Keshet is receiving the prestigious award for his ‘pioneering contribution’ to the understandings of excess and low oxygen on blood vessel growth, which has ‘far-reaching effects on the development of many diseases’

Prof. Eli Keshet
Prof. Eli Keshet

March 12, 2021

Prof. Eli Keshet is to be awarded the Israel Prize in life sciences this year for his contributions to the development of treatments for a wide range of diseases, Education Minister Yoav Gallant announced.

Keshet, a professor of molecular biology at the Hebrew University of Jerusalem’s medical school, was awarded the prestigious prize for his “pioneering contribution” to understanding the mechanism in which conditions of an oxygen shortage prompt the growth of new blood vessels. This process has “far-reaching effects on the development of many diseases such retinal diseases and cancer,” said the prize committee.

The prize jury, headed by biochemist Prof. Yosef Yarden of the Weizmann Institute of Science, said Keshet’s discoveries “led to the recognition that an excess of oxygen given in treating premature babies leads to their becoming blind, and has brought about a change in the treatment of premature babies after their birth.”

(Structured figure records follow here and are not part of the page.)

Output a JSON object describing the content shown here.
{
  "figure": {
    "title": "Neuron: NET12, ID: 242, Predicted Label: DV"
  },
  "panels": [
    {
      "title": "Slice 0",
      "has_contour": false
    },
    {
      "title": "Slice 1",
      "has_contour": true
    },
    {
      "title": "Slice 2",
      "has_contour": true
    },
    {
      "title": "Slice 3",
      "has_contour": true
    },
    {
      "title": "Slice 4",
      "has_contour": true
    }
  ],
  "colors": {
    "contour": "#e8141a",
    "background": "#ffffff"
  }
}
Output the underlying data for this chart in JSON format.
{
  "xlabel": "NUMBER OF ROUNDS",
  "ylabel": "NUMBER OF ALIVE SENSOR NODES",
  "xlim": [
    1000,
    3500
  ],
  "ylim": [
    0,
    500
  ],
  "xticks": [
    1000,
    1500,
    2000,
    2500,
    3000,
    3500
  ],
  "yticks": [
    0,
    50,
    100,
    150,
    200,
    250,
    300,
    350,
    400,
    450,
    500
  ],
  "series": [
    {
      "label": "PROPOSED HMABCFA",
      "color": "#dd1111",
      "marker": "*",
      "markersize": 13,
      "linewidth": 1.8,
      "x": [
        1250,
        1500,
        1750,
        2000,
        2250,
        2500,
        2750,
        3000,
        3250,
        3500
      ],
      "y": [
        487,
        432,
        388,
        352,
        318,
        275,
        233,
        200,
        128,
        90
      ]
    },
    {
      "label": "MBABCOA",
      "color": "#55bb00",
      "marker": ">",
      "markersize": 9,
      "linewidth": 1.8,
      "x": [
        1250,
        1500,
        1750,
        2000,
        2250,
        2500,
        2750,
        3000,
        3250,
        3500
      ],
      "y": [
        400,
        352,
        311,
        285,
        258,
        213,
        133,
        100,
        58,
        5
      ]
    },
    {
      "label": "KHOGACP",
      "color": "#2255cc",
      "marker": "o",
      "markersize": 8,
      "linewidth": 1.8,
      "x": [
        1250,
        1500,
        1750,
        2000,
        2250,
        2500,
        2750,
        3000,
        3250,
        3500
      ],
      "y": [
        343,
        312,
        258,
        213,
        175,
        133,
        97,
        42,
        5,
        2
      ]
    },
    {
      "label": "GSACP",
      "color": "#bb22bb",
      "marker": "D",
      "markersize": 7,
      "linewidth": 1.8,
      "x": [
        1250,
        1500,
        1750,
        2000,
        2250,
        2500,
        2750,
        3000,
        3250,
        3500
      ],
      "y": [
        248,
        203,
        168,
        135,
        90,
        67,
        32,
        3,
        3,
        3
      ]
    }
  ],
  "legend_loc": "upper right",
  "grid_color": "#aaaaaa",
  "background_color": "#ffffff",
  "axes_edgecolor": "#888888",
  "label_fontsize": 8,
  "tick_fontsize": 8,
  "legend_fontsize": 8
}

Keshet’s research has also led to the identification of the main factor responsible for the promotion of the growth of new blood vessels into cancerous growths, which has “contributed to the development of medications that delay the development of tumors,” said the committee.

Keshet was born in Israel in 1945 and studied biology at the Hebrew University. He did his doctorate between the years 1970 and 1975, and was appointed a professor in 1993.

His research into blood vessels began in 1991, and he has published more than 130 papers in journals which have been cited over 33,000 times.

Other awards he has won include the E.M.E.T award in 2006 for his research, the Rothschild Award in 2014, the Teva Founders Award in 2015, and the Benditt Meritorious Award for an American’s life-work in the study of blood vessels diseases, also in 2015.